DFT and GW towards the exascale: porting of the MaX codes on GPUs
MaX developers are working to support the European HPC community in view of the forthcoming supercomputing architectures. As of today, a number of MaX codes, as well as core libraries have been released production-ready with GPU-support on heterogeneous architectures. This result, obtained through a deep refactoring of the main codes, is key to better exploit the potential offered by the future pre-exascale and exascale EuroHPC machines. The porting on GPUs has been done by adopting different GPU-aware programming models and libraries: CUDA-Fortran for Quantum ESPRESSO, Yambo and FLEUR, CUDA and OpenCL for BigDFT, CUDA and ROCm for SIRIUS and the DBCSR, COSMA and SpFFT libs. Noticeably, we have addressed the possibility of delivering GPU acceleration as a library feature, like for the case of PSolver and the forthcoming libconv (BigDFT) and DBCSR-SpFFT (CP2K, CSCS).
Co-design in Materials Science Towards Exascale
Within the MaX co-design activity, QuantumESPRESSO, one of the MaX flagship codes, has been used as a demonstrator for cutting edge new HPC technology (ARM + NVIDIA GPUs). In fact, at SC19 in Denver, NVIDIA showcased Quantum ESPRESSO running "live" on an ARM TX2+V100 system, comparing "live" performance with the ARM TX2 host alone. The exhibition was supported by a stand alone pod (in the NVIDIA booth) with an expert available all the time to run the demo with the many visitors.
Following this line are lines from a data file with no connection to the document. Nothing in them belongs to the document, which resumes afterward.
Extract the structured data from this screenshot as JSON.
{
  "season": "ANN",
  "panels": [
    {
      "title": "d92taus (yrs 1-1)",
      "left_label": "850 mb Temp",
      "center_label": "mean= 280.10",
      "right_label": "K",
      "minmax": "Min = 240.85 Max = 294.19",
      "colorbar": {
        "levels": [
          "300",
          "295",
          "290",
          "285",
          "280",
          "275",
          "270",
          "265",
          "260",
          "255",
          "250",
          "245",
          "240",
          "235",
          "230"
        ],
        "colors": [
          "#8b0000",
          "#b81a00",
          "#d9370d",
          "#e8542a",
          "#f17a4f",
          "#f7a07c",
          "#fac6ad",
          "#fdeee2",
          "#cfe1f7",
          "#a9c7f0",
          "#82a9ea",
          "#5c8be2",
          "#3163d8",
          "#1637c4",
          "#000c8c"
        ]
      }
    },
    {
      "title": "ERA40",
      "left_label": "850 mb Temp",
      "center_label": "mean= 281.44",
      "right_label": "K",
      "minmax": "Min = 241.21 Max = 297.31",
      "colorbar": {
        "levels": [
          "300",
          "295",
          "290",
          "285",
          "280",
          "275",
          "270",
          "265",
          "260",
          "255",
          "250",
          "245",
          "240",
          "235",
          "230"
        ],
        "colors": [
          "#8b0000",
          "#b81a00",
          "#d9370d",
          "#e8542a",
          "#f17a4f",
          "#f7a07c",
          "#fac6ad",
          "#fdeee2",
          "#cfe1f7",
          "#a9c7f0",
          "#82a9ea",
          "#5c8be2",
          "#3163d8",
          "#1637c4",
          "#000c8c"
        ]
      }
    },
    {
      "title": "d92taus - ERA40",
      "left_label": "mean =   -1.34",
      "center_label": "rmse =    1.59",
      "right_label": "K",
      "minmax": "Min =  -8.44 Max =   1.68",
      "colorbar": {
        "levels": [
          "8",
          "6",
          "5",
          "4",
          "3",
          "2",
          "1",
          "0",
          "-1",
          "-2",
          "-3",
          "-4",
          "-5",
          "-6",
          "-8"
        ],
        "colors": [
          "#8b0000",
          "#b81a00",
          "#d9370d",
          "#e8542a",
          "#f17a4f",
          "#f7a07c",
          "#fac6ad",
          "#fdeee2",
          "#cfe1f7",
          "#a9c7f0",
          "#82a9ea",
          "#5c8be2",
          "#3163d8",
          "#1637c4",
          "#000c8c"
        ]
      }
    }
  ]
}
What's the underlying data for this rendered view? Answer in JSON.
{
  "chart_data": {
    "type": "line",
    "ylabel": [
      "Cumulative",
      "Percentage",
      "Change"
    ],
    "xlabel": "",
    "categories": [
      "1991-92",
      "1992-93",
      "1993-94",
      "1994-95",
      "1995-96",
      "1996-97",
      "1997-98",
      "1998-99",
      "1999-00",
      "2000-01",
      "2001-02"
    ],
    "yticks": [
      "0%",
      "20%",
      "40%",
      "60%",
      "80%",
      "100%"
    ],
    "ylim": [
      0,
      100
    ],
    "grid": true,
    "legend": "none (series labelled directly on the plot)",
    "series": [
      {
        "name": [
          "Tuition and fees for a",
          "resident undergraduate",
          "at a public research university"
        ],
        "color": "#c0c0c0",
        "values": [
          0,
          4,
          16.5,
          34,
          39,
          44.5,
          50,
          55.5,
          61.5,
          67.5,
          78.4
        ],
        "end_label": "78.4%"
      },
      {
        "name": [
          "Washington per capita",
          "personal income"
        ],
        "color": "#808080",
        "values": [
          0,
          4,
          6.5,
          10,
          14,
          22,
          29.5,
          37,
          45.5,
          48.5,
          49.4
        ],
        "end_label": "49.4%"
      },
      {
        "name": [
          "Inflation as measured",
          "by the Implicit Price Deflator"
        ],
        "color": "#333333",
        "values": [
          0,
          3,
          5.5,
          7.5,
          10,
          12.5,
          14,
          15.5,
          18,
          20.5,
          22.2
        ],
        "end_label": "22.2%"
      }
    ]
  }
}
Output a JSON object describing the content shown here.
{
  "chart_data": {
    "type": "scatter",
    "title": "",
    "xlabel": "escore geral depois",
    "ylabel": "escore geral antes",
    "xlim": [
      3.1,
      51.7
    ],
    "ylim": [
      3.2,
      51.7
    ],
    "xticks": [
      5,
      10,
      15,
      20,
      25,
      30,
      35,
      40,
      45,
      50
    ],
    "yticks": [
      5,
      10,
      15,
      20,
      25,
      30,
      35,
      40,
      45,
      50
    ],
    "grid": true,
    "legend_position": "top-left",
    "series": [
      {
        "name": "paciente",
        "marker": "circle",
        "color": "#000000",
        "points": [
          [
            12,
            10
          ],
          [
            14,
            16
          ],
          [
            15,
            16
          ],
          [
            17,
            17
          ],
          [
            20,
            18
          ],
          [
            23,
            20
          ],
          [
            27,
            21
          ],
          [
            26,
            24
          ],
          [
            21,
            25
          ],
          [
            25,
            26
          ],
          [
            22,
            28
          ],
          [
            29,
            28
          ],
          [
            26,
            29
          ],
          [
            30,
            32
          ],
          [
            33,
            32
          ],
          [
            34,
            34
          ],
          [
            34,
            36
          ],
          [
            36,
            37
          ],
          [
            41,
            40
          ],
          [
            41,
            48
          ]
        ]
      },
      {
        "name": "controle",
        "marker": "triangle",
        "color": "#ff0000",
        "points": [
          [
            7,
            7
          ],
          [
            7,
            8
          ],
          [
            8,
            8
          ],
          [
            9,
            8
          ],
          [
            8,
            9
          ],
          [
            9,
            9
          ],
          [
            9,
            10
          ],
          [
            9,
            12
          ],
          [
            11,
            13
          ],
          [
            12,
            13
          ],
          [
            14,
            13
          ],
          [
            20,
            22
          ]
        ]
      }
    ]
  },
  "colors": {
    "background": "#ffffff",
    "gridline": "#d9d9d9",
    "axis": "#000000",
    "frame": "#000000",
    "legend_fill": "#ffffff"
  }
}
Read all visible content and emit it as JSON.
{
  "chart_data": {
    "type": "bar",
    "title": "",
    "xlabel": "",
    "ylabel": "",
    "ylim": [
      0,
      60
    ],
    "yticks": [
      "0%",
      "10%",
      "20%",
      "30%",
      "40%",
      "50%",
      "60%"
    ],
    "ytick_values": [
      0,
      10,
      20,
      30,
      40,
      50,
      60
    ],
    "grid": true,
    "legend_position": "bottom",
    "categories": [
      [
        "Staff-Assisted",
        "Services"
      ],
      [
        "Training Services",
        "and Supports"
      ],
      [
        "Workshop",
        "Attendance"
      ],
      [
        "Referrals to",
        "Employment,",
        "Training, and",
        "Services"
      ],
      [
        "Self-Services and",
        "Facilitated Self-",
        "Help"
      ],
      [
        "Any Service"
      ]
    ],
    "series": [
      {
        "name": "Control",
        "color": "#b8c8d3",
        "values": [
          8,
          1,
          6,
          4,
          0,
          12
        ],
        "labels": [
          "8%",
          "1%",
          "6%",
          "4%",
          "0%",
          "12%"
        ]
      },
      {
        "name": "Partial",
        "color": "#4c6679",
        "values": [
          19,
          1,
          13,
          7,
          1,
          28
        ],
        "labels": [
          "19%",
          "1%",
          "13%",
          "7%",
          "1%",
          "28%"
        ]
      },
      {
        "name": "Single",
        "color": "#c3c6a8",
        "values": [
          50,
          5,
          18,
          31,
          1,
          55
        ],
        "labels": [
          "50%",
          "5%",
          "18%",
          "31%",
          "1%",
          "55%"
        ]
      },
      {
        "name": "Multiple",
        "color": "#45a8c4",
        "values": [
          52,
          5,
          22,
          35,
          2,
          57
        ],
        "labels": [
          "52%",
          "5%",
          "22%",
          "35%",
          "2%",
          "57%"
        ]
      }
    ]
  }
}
Machine Learning: Improved predictions for time-to-solution of material science simulations
The accurate prediction of the time-to-solution required by massively parallel scientific codes is a key goal in HPC. It allows scientists to better program and allocate their computational tasks, and benefits environmental sustainability since energy waste due to sub-optimal execution parameters could be easily detected.
However, this predictions are especially challenging for hybrid and complex architectures. Using machine learning techniques for DFT-based material science codes marks an important step in reducing such complexities. The results by Pittino et al, presented at PASC 19, show how accurate predictions obtained with machine learning approaches can outperform parametrized analytical performance models made by domain experts.
Computational School on Electronic Excitations in Novel Materials using Yambo Code
The school “Electronic Excitations in Novel Materials using the Yambo code” was held at the International Center of Theoretical Physics (ICTP) campus in Trieste from 27th to 31st January 2020. The school, organized by the MaX Centre in collaboration with the Psi-K network, was held at ICTP as part of its 2020 scientific calendar.